BY KAYLYN HASLUND
For the UAS Whalesong
On Friday February 5th, the Sound and Motion series of this semester had its second presentation, “Viewing the Elephant Man: How Science & Commerce Reconfigured the Grotesque Body.” Professor Robin Walz gave the presentation on the life of Joseph Cary Merrick (1862-1890), who would later become known as the Elephant Man. This was done in conjunction with The Goldtown Theatre downtown which was showing the 1980 film, said film will be showing in other areas over the month. This presentation shined light onto both the man and the subject of how the modern age views the human body.
Professor Walz started by stating, “There are no truths about the elephant man.” There are a host of contradicting stories written about Merrick posthumously, different ‘true stories.’ With extensive research the audience was able to see varying ways that things did differ, such as Merrick’s true name, or what the disease he had could have been. This, interestingly enough, included Frederick Treves, Merrick’s friend and doctor, calling Merrick John instead of Joseph. This was taken for inspiration for both the play and the film based off Merrick’s life.
Professor Walz introduced the idea that humanity has been intrigued with the strange for years, with the men whose face were on their torsos or the cynocephali (wolf headed men), or a rather a pre-modern understanding of those differences. This included paintings of some of the most famous cases. That the viewing and prejudgment of the human body was always something of an interest for other humans. That, while there was a misunderstanding on the science or biology of it, there was always a human reaction to it all. People have always wondered about the unknown and one of the best examples of it is the Freak Shows. Now, we have the Mütter Museum, a medical museum in Pennsylvania.
With clips from the film and a documentary of the Mütter Museum, where casts of the Elephant man’s bones were on display, Professor Walz was able to show a stark understanding of how we as a society view the grotesque. That at the end of it all, it is humans looking at humans, shows perhaps a much darker look into how we view others, and how we make certain judgements based on what we consider grotesque. When we look at the human body clinically, then we no longer are seeing the other as human. When there is no reaction, then something isn’t right. In hindsight, that is even more frightening. This was especially made important with the documentary of the Mütter Museum, where the strange is loved.

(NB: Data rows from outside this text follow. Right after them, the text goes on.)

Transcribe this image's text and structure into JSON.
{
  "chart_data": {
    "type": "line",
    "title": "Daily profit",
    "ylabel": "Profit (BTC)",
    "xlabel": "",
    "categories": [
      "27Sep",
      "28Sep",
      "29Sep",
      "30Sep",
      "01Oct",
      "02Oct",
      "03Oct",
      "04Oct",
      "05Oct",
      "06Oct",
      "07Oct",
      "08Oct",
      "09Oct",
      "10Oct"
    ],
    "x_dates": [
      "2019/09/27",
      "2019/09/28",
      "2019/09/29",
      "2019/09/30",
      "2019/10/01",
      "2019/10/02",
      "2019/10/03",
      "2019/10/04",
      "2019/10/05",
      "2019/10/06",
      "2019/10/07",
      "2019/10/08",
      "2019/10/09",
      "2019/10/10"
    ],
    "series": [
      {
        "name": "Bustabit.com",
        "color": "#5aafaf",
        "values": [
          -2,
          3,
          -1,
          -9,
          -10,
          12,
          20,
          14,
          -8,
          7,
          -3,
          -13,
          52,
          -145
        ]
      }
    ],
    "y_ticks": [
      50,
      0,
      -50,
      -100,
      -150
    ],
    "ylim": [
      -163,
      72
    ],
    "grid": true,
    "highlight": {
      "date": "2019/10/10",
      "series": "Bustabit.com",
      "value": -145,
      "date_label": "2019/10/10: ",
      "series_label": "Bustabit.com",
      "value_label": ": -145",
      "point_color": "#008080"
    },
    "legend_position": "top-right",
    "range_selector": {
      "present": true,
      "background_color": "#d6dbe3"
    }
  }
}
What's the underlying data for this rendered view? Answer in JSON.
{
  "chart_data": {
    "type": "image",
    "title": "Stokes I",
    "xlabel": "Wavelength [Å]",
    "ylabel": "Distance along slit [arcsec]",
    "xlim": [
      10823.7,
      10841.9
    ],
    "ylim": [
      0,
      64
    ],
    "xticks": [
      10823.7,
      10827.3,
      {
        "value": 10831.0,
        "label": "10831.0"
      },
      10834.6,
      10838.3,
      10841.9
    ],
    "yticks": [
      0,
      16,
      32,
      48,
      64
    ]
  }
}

We were given a quick view into Merrick’s life, from start to finish, following along what may and may not be true. We followed his beginnings in a poor household, to his life in a sideshow, later his work with Doctor Frederick Treves, and his final three years in the hospital. He willingly joined a sideshow, knowing the money he could make from his abnormalities to the willingness to show himself to doctors in hopes of being “normal.” He came as quickly as he left. Due to the weight of his head, Merrick had to sleep sitting up in bed. In 1890, he was found dead by asphyxiation because he had laid down to sleep on his back. The weight of his head had dislocated his neck. Doctor Treves attributed Merrick’s death to his desire to sleep like other people.
Ultimately, this presentation showed the intrigue of the grotesque and perhaps one of the most famous cases of it: a man whose condition remains unknown as well as any idea of what may have caused it. It also showed how people continue to interpret abnormalities and the grotesque, and the repercussions that may come from it.
He ended the presentation with a final look at Merrick and the mind the man had, citing a stanza of a poem Merrick used to end his letter:
“Tis true my form is something odd, but blaming me is blaming God; could I create myself anew I would not fail in pleasing you…”
This poem was adapted from “False Greatness” by Isaac Watts. In truth, viewing the other is a dangerous act. Our need to understand never seems to completely outweigh our need to view and prod at the subject. Instead of nurturing, we alienate. Perhaps that is something we should take away from the Professor Walz’s presentation.